Humans Inside a Broken System
At its core, Memories of Murder is not about finding a killer. It is about how people behave when certainty is impossible.
The characters are written and staged with remarkable physical intelligence. Where they stand in scenes and how they behave matters and supports the story.
The intuitive detective is always inside the chaos, convinced he can read truth by looking into someone’s eyes.
The outsider detective remains slightly removed, entering scenes only when logic or evidence is required.
The violent detective moves erratically, in and out of frames, driven by impulse rather than thought.
The superior officer stands behind others, managing rather than acting.
The woman detective is precise, punctual, and consistently ignored, reflecting the masculine power structure of the era.
Comedy emerges unexpectedly. The infamous flying kick during an interrogation is funny, shocking, and revealing. Violence is normalized, almost casual, and that normalization becomes part of the film’s critique.
One of the most powerful moments comes during the tunnel interrogation. The detective who always insists that documents never lie reaches a breaking point. Faced with uncertainty, he abandons evidence and chooses emotion. In that moment, the film exposes how fragile logic becomes under pressure.
This is where frustration as a viewer peaks. The investigation collapses not because clues are absent, but because humans are flawed.
The Ending. A Look That Never Leaves
The final scene is one of the most iconic endings in modern cinema. The sudden direct look into the camera breaks the invisible wall between film and audience.
When the film was released, the real killer had not been caught. Knowing today that he was identified decades later, after the statute of limitations expired, adds a chilling layer. The killer could have been watching. The truth could have passed unnoticed.
That stare does not accuse a character. It accuses us.
What the Film Leaves Behind
Memories of Murder does not offer relief. It leaves the viewer with frustration, discomfort, and unresolved tension. And that is precisely its achievement.
The film lingers because it refuses to close the wound. It forces the viewer to sit with uncertainty, to confront how systems fail, and how easily morality bends under pressure.
Its influence can be felt in Bong Joon-ho’s later work, especially Parasite, where local social issues are transformed into universal human experiences. The talent lies not in explaining everything, but in making the audience feel something deeply familiar.
You may not enjoy this film in a conventional way. You may feel annoyed, unsatisfied, even distant. But long after the credits roll, that final look stays with you.
Some stories end.
Some remain unresolved.
And some, like Memories of Murder, quietly follow you home.

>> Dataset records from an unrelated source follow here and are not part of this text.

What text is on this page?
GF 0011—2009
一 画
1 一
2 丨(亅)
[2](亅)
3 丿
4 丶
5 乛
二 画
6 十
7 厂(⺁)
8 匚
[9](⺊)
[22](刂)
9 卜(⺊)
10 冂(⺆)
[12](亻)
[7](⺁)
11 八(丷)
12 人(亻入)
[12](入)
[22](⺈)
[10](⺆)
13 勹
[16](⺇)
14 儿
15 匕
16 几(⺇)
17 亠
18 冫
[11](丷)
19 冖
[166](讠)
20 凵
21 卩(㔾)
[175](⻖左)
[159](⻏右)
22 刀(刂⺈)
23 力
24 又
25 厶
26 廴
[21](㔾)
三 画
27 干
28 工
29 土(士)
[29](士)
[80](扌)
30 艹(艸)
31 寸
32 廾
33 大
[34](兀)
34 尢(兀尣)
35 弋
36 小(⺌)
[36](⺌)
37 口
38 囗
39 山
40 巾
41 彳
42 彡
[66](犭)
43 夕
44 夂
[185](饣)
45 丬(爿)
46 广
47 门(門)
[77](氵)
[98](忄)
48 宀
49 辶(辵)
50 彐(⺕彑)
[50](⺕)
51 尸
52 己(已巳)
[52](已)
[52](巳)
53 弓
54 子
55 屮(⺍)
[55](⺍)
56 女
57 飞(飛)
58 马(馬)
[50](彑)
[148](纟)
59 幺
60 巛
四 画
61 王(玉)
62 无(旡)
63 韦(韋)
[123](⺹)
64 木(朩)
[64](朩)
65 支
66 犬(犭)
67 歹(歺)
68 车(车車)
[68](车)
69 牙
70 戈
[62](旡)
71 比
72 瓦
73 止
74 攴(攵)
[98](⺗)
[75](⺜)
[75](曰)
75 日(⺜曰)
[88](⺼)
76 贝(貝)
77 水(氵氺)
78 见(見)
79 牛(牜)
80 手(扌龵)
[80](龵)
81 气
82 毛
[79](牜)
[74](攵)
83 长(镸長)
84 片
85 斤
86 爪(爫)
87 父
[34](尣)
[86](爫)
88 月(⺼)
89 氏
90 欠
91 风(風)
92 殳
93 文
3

Bonus: The Murderer Revealed in 2019

For more than fifteen years after Memories of Murder was released, the real-life case that inspired the film remained unresolved. This unresolved reality was not a narrative choice by the filmmakers. It was the truth at the time.
In 2019, South Korean authorities announced that the Hwaseong serial murders had finally been linked, through advanced DNA analysis, to Lee Choon-jae. He was already serving a life sentence for the murder of his sister-in-law, which meant he could not receive additional punishment for the serial killings. Even more painfully, many of the original murder cases were legally time-barred, preventing formal prosecution.
What makes this revelation especially disturbing is Lee’s reaction. He reportedly stated that he had watched Memories of Murder and felt nothing. He was surprised, he said, that the police had been unable to catch him for so long.
This real-world development retroactively changes how the film’s ending is experienced.
That final stare into the camera, once a metaphor for uncertainty, becomes something heavier. The idea that the killer could have been watching, blending into society, unrecognizable, turns from abstract fear into historical fact. Bong Joon-ho, when asked about the revelation, described it as “horrifying” and admitted that it made the ending of his own film feel even more tragic.